A measure that would have banned sending text messages on electronic devices while driving died in the Arizona Legislature earlier this year. This was the right decision. These laws are almost impossible to enforce, as most “texting” drivers don’t display their cell phones within sight of passing cops.
Yet the Scottsdale Transportation Commission just can’t let go of the idea of fooling people into thinking they will be safer with such a needless law.
In August, commissioners voted 5-2 against recommending that the City Council pass such a ban. But on Thursday , they voted 5-1 in favor, the Tribune’s Ari Cohn reported. Commissioners also suggested that council members expand the ban to several other distracting behind-the-wheel activities.
The council should toss this plan out on its ear. It’s not what is causing a motorist to drive erratically or unsafely that matters. It’s that he or she is driving unsafely that does. That is what should be punished; it is also what a police officer can far more easily observe than what’s going on inside a vehicle.
Besides, we cannot imagine a circumstance currently in which a reckless-driving case defendant could be brought into city court only to find an incredulous judge scanning the list of ordinances and exclaiming, “Wow! There’s nothing here about 'texting’ while driving! I’m just going to have to let you go!”

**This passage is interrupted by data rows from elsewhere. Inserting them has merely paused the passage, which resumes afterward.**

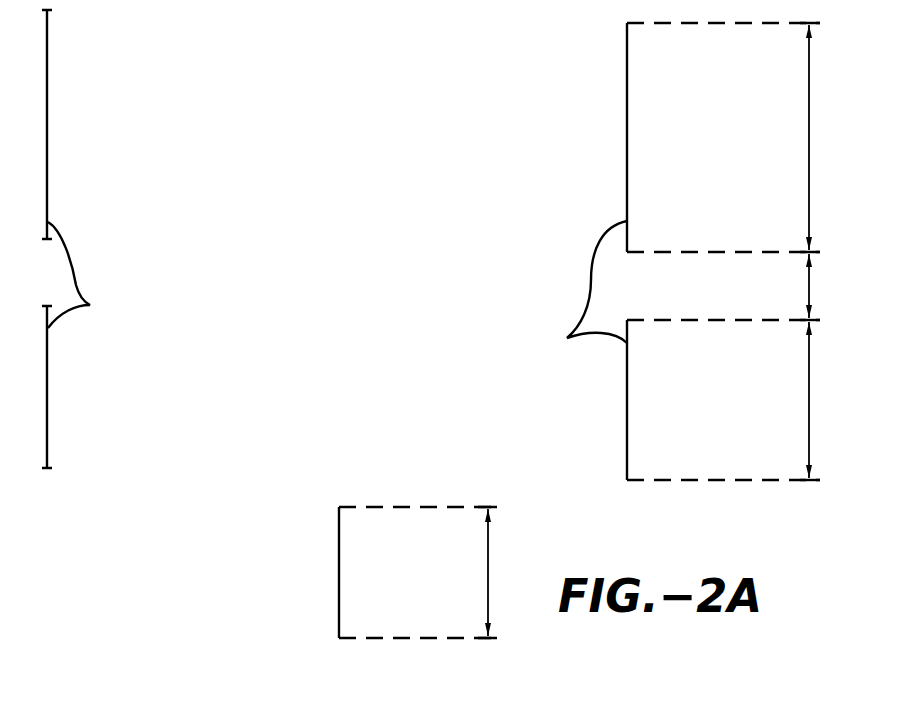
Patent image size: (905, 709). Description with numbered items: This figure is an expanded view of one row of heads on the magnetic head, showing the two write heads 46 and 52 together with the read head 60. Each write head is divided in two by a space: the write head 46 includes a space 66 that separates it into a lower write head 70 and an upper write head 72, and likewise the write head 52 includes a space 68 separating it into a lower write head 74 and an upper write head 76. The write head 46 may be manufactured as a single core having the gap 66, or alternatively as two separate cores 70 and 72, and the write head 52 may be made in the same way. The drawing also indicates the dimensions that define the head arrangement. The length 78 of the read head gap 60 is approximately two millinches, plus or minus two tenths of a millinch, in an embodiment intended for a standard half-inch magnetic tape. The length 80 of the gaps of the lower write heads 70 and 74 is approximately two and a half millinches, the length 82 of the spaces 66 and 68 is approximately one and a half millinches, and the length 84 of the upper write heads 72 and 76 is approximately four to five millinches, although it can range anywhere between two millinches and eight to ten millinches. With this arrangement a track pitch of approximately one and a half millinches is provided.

The write head 46 is at (584, 287).
The write head 52 is at (86, 275).
The read head 60 is at (338, 564).
The space 66 is at (630, 286).
The space 68 is at (44, 278).
The lower write head 70 is at (628, 442).
The upper write head 72 is at (628, 47).
The lower write head 74 is at (48, 438).
The upper write head 76 is at (48, 44).
The length of the read head gap 78 is at (490, 576).
The length of the gaps of the lower write heads 80 is at (808, 416).
The length of the spaces 82 is at (808, 290).
The length of the upper write heads 84 is at (808, 128).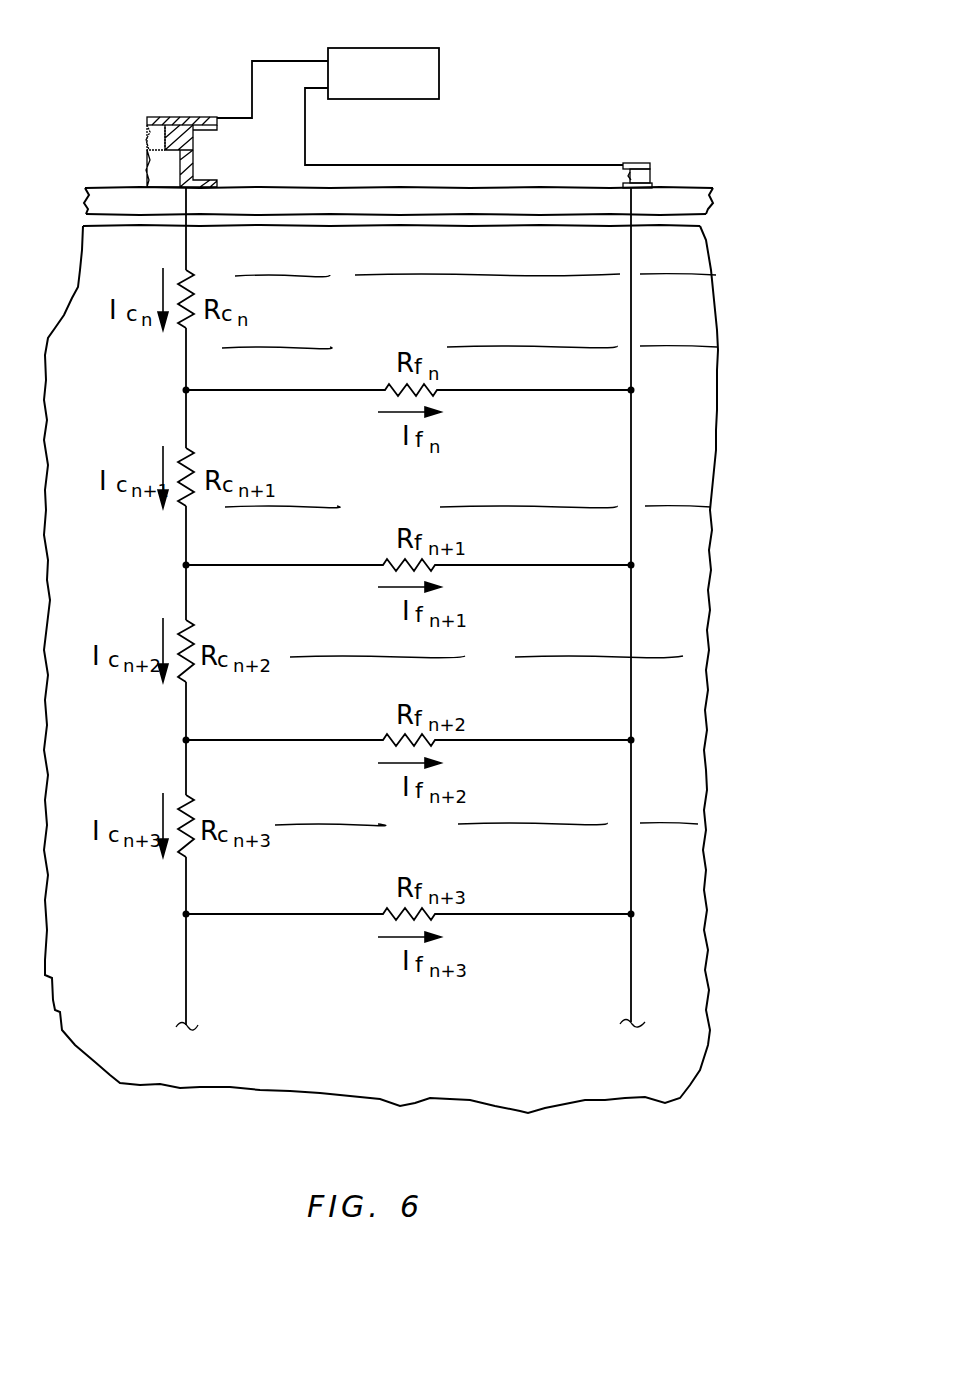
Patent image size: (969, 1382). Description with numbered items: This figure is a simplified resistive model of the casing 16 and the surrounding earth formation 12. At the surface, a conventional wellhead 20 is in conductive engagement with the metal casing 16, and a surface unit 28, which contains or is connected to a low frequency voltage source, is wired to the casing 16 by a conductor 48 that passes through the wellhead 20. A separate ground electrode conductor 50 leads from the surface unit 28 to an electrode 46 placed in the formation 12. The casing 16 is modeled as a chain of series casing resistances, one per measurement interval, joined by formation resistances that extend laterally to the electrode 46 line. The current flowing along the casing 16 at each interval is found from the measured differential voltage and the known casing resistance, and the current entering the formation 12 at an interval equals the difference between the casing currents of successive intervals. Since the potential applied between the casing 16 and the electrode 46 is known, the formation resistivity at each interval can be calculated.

The subterranean earth formation 12 is at (528, 1113).
The casing 16 is at (188, 198).
The wellhead 20 is at (194, 156).
The surface unit 28 is at (391, 48).
The electrode 46 is at (629, 199).
The conductor 48 is at (251, 80).
The ground electrode conductor 50 is at (457, 165).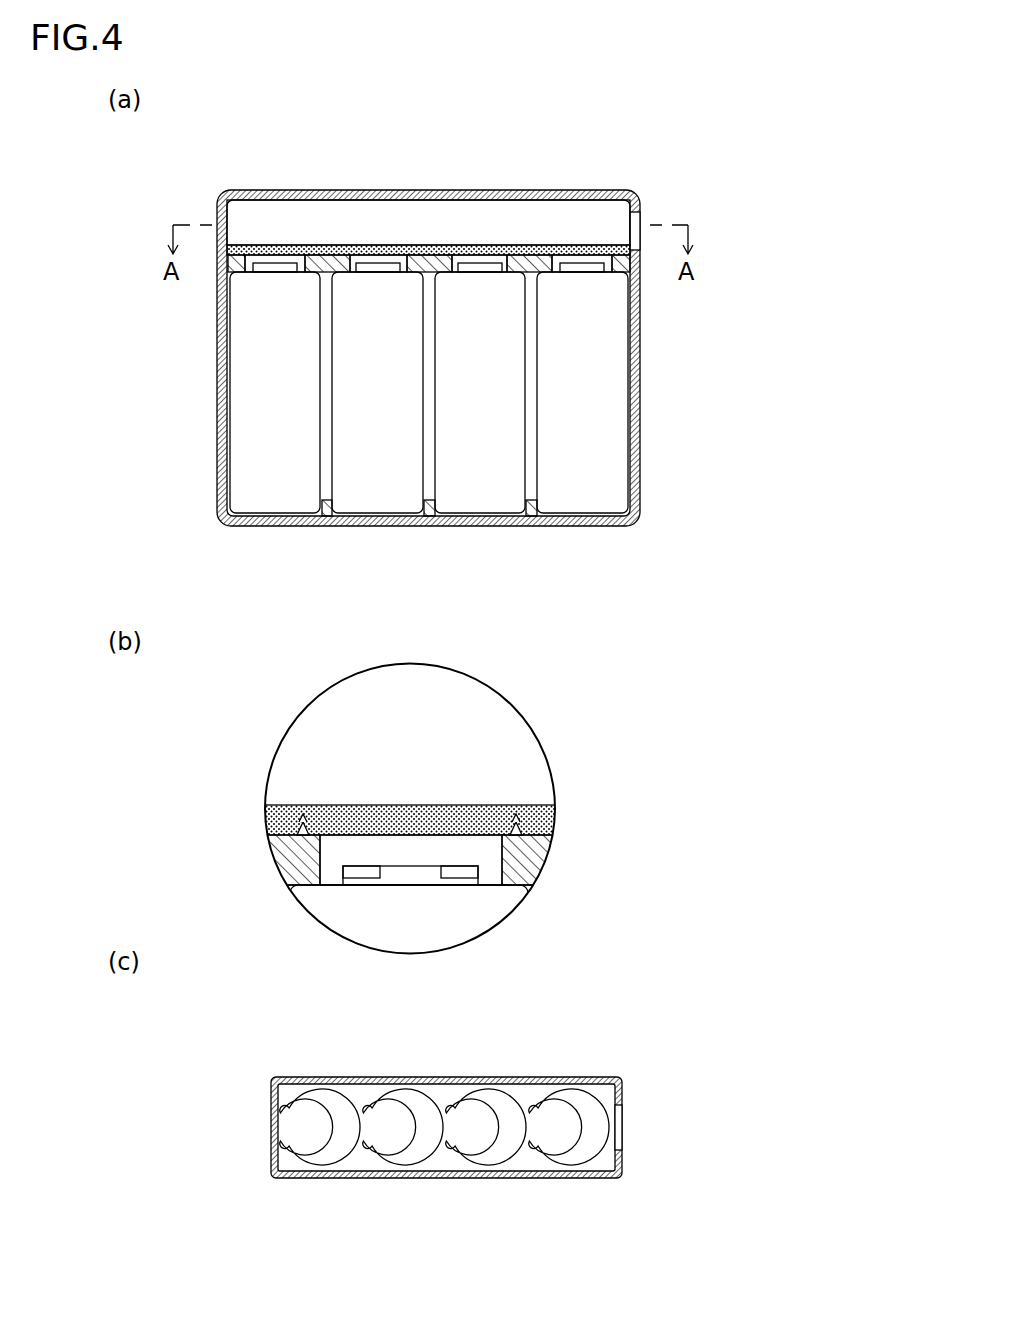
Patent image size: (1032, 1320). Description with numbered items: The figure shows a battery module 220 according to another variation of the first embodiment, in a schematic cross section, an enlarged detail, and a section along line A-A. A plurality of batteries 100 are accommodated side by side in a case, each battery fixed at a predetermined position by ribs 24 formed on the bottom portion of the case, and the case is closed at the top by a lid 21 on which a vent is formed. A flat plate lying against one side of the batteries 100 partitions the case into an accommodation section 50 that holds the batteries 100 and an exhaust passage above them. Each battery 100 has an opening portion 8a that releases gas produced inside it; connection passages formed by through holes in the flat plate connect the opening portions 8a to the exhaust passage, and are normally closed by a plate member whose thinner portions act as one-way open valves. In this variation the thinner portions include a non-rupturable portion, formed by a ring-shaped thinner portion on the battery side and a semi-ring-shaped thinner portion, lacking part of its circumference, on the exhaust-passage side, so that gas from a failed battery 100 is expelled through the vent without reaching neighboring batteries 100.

The battery module 220 is at (646, 112).
The lid 21 is at (470, 189).
The ribs 24 is at (337, 520).
The accommodation section 50 is at (530, 368).
The batteries 100 is at (298, 402).
The opening portion 8a is at (360, 876).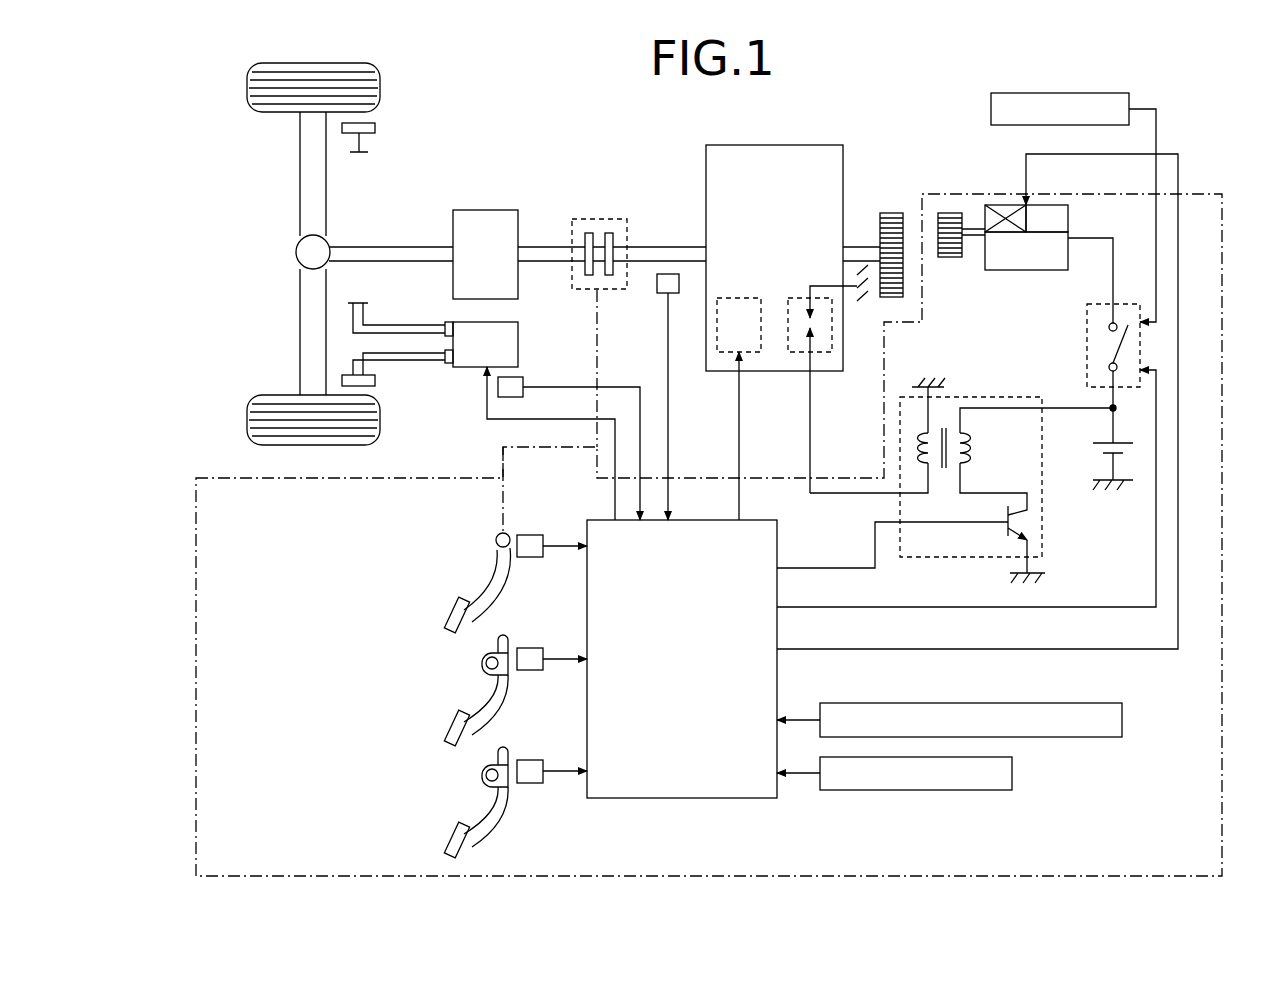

But once ordinances start listing bad driving behaviors, a defendant could get charges dismissed by claiming that his particular form wasn’t among them. Nor does having such a law on the books lead to yanking noteworthy numbers of distracted drivers from the streets.
In August, the Tribune reported that in September 2007, Phoenix banned texting while driving. According to figures provided by the Scottsdale Transportation Commission, as of June 30 Phoenix police had handed out only eight citations; six of those cited were found guilty.
A new city ordinance wouldn’t do any more to curb “texting” while driving than a new state law would. Scottsdale’s City Council should resist the desire to pass feel-good ordinances that do nothing to improve public safety. Council members should send the Transportation Commission this message: No.